Alexander Stubb is currently Director of the School of Transnational Governance at the European University Institute, based in Florence, Italy.


“Now I’ve met Putin a few times,” Stubb told Stephen: “What are the lessons? The lessons are very simple. He’s very well prepared. He’s very analytical. he’s irrational or he lost his marbles due to COVID isolation, I don’t think they know what they’re talking about.And to be honest, I think they have the wrong tree.

It only took Professor Stubb and his team a few days to come up with a peace plan for Georgia in 2008 – but he says it’s a much more complex situation and he’s not hoping for a breakthrough. so early: “You know, these things are usually incremental. You start with second-tier diplomats, then you start moving to first-tier diplomats, and then you might involve politicians. And the bigwigs say President Putin or President Zelensky only get involved if an agreement is really imminent. Therefore, I can only conclude that we are far from a ceasefire agreement at this particular stage.”

He goes on to examine what this conflict really means for global geopolitics: “We have to understand that it’s not just about Russia versus the West, it’s about the world order.
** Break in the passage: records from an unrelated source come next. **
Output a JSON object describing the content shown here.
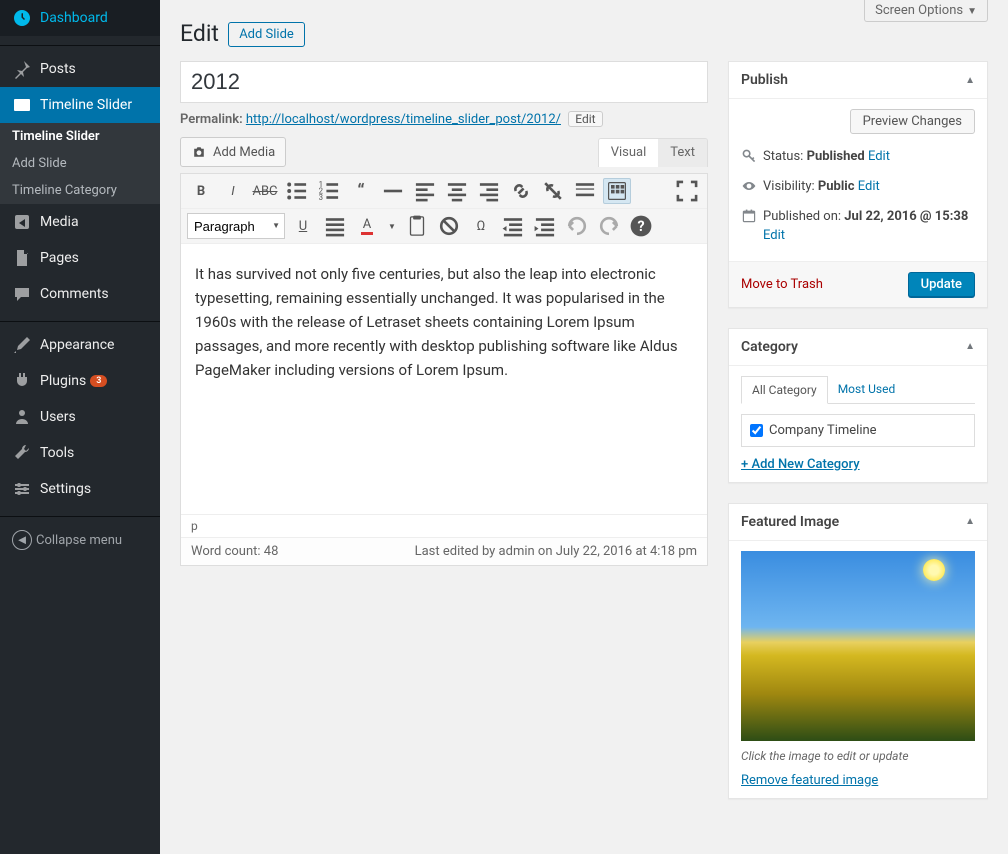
{
  "screen_options": "Screen Options",
  "sidebar": {
    "items": [
      {
        "label": "Dashboard"
      },
      {
        "label": "Posts"
      },
      {
        "label": "Timeline Slider"
      },
      {
        "label": "Media"
      },
      {
        "label": "Pages"
      },
      {
        "label": "Comments"
      },
      {
        "label": "Appearance"
      },
      {
        "label": "Plugins",
        "badge": "3"
      },
      {
        "label": "Users"
      },
      {
        "label": "Tools"
      },
      {
        "label": "Settings"
      }
    ],
    "submenu": [
      {
        "label": "Timeline Slider",
        "bold": true
      },
      {
        "label": "Add Slide"
      },
      {
        "label": "Timeline Category"
      }
    ],
    "collapse": "Collapse menu"
  },
  "header": {
    "title": "Edit",
    "action": "Add Slide"
  },
  "post": {
    "title_value": "2012",
    "permalink_label": "Permalink:",
    "permalink_url": "http://localhost/wordpress/timeline_slider_post/2012/",
    "permalink_edit": "Edit"
  },
  "editor": {
    "add_media": "Add Media",
    "tab_visual": "Visual",
    "tab_text": "Text",
    "format_value": "Paragraph",
    "body": "It has survived not only five centuries, but also the leap into electronic typesetting, remaining essentially unchanged. It was popularised in the 1960s with the release of Letraset sheets containing Lorem Ipsum passages, and more recently with desktop publishing software like Aldus PageMaker including versions of Lorem Ipsum.",
    "path": "p",
    "word_count_label": "Word count: 48",
    "last_edited": "Last edited by admin on July 22, 2016 at 4:18 pm"
  },
  "publish": {
    "title": "Publish",
    "preview": "Preview Changes",
    "status_label": "Status:",
    "status_value": "Published",
    "status_edit": "Edit",
    "visibility_label": "Visibility:",
    "visibility_value": "Public",
    "visibility_edit": "Edit",
    "date_label": "Published on:",
    "date_value": "Jul 22, 2016 @ 15:38",
    "date_edit": "Edit",
    "trash": "Move to Trash",
    "update": "Update"
  },
  "category": {
    "title": "Category",
    "tabs": {
      "all": "All Category",
      "most": "Most Used"
    },
    "items": [
      {
        "label": "Company Timeline",
        "checked": true
      }
    ],
    "add_new": "+ Add New Category"
  },
  "featured": {
    "title": "Featured Image",
    "helper": "Click the image to edit or update",
    "remove": "Remove featured image"
  }
}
And the way we should read the UN vote is to say yes, 141 states [voted] against Russia. Yes. Four for Russia. And then 35 abstained. But these 35 years, they represent about 50% of the world’s population. So I think a key state here is China, and we in the West need to understand that the international order was created in the image of the victors of World War II and in many ways the image of the West. So if anything comes out of this, we have to think about the world order, a new order and what that means and that will require cooperation between China and the West.”


Senator of the Russian Federation, Konstantin Kosachev explains what Moscow now thinks needs to be done to bring peace to the region, and why despite increased Western sanctions, Russia does not feel isolated.